The barque was floating now, drifting downward at subsonic speed, trailing its own cloud-contrail, which twisted behind us like a scrawl of illegible handwriting. Even the pilot, if not actually fallen silent, had at least slowed down his chatter, letting us soak in the glory of it. “Quite something, isn't it?” he said. “The kingdom of the clouds. Drives some people batty with the immensity of it, or so they say—cloud-happy, they call it here. Never get tired of it, myself. No view like the view from a barque to see the clouds.” And to prove it, he banked the barque over into a slow turn, circling a cloud pillar that rose from deep down in the haze to tower thousands of meters above our heads. “Quite a sight."
"Quite a sight,” I repeated.
The pilot-monk rolled the barque back, and then pointed, forward and slightly to the right. “There. See it?"
I didn't know what to see. “What?"
"There."
I saw it now, a tiny point glistening in the distance. “What is it?"
"Hypatia. The jewel of the clouds."
As we coasted closer, the city grew. It was an odd sight. The city was a dome, or rather, a dozen glistening domes melted haphazardly together, each one faceted with a million
panels of glass. The domes were huge, the smallest nearly a kilometer across, and as the barque glided across the sky the facets caught the sunlight and sparkled with reflected light. Below the domes, a slender pencil of rough black stretched down toward the cloudbase like taffy, delicate as spun glass, terminating in an absurdly tiny bulb of rock that seemed far too small to counterbalance the domes.
"Beautiful, you think, yes? Like the wonderful jellyfishes of your blue planet's oceans. Can you believe that half a million people live there?"
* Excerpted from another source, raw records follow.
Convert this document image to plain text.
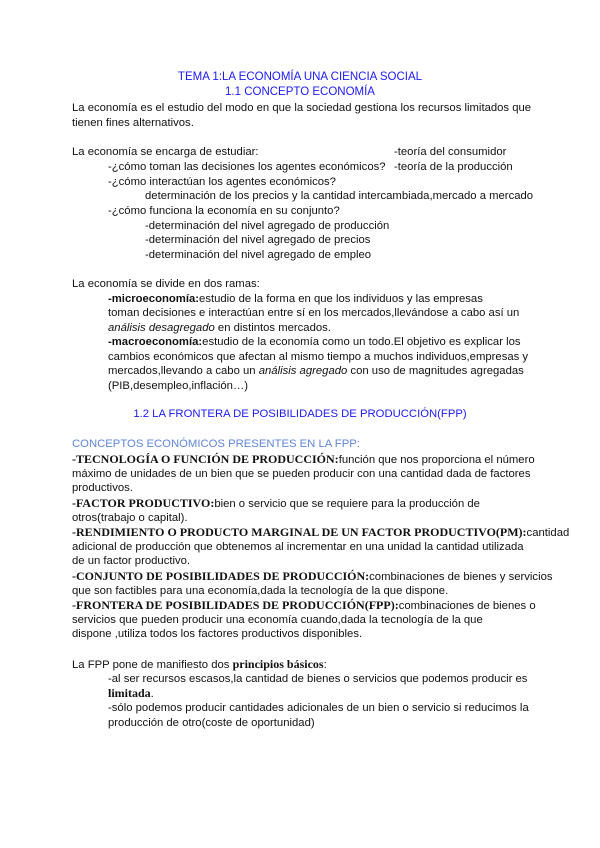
TEMA 1:LA ECONOMÍA UNA CIENCIA SOCIAL
1.1 CONCEPTO ECONOMÍA
La economía es el estudio del modo en que la sociedad gestiona los recursos limitados que
tienen fines alternativos.
La economía se encarga de estudiar:	-teoría del consumidor
-¿cómo toman las decisiones los agentes económicos? -teoría de la producción
-¿cómo interactúan los agentes económicos?
determinación de los precios y la cantidad intercambiada,mercado a mercado
-¿cómo funciona la economía en su conjunto?
-determinación del nivel agregado de producción
-determinación del nivel agregado de precios
-determinación del nivel agregado de empleo
La economía se divide en dos ramas:
-microeconomía:estudio de la forma en que los individuos y las empresas
toman decisiones e interactúan entre sí en los mercados,llevándose a cabo así un
análisis desagregado en distintos mercados.
-macroeconomía:estudio de la economía como un todo.El objetivo es explicar los
cambios económicos que afectan al mismo tiempo a muchos individuos,empresas y
mercados,llevando a cabo un análisis agregado con uso de magnitudes agregadas
(PIB,desempleo,inflación…)
1.2 LA FRONTERA DE POSIBILIDADES DE PRODUCCIÓN(FPP)
CONCEPTOS ECONÓMICOS PRESENTES EN LA FPP:
-TECNOLOGÍA O FUNCIÓN DE PRODUCCIÓN:función que nos proporciona el número
máximo de unidades de un bien que se pueden producir con una cantidad dada de factores
productivos.
-FACTOR PRODUCTIVO:bien o servicio que se requiere para la producción de
otros(trabajo o capital).
-RENDIMIENTO O PRODUCTO MARGINAL DE UN FACTOR PRODUCTIVO(PM):cantidad
adicional de producción que obtenemos al incrementar en una unidad la cantidad utilizada
de un factor productivo.
-CONJUNTO DE POSIBILIDADES DE PRODUCCIÓN:combinaciones de bienes y servicios
que son factibles para una economía,dada la tecnología de la que dispone.
-FRONTERA DE POSIBILIDADES DE PRODUCCIÓN(FPP):combinaciones de bienes o
servicios que pueden producir una economía cuando,dada la tecnología de la que
dispone ,utiliza todos los factores productivos disponibles.
La FPP pone de manifiesto dos principios básicos:
-al ser recursos escasos,la cantidad de bienes o servicios que podemos producir es
limitada.
-sólo podemos producir cantidades adicionales de un bien o servicio si reducimos la
producción de otro(coste de oportunidad)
The pilot brought us around the city in a grand sweep, showing off, not even bothering to talk. Inside the transparent domes, chains of lakes glittered in green ribbons between boulevards and delicate pavilions. At last he slowed to a stop, and then slowly leaked atmosphere into the vacuum vessel that provided the buoyancy. The barque settled down gradually, wallowing from side to side now that the stability given by its forward momentum was gone. Now it floated slightly lower than the counterweight. The counterweight no longer looked small, but loomed above us, a rock the size of Gibraltar. Tiny fliers affixed tow ropes to hardpoints on the surface of the barque, and slowly we were winched into a hard-dock.
"Welcome to Venus,” said the monk.
The surface of Venus is a place of crushing pressure and hellish temperature. Rise above it, though, and the pressure eases, the temperature cools. Fifty kilometers above the surface, at the base of the clouds, the temperature is tropical, and the pressure the same as Earth normal. Twenty kilometers above that, the air is thin and polar cold.
Drifting between these two levels are the ten thousand floating cities of Venus.
A balloon filled with oxygen and nitrogen will float in the heavy air of Venus, and balloons were exactly what the fabled domed cities were. Geodetic structures with struts of sintered graphite and skin of transparent polycarbonate synthesized from the atmosphere of Venus itself, each kilometer-diameter dome easily lifted a hundred thousand tons of city.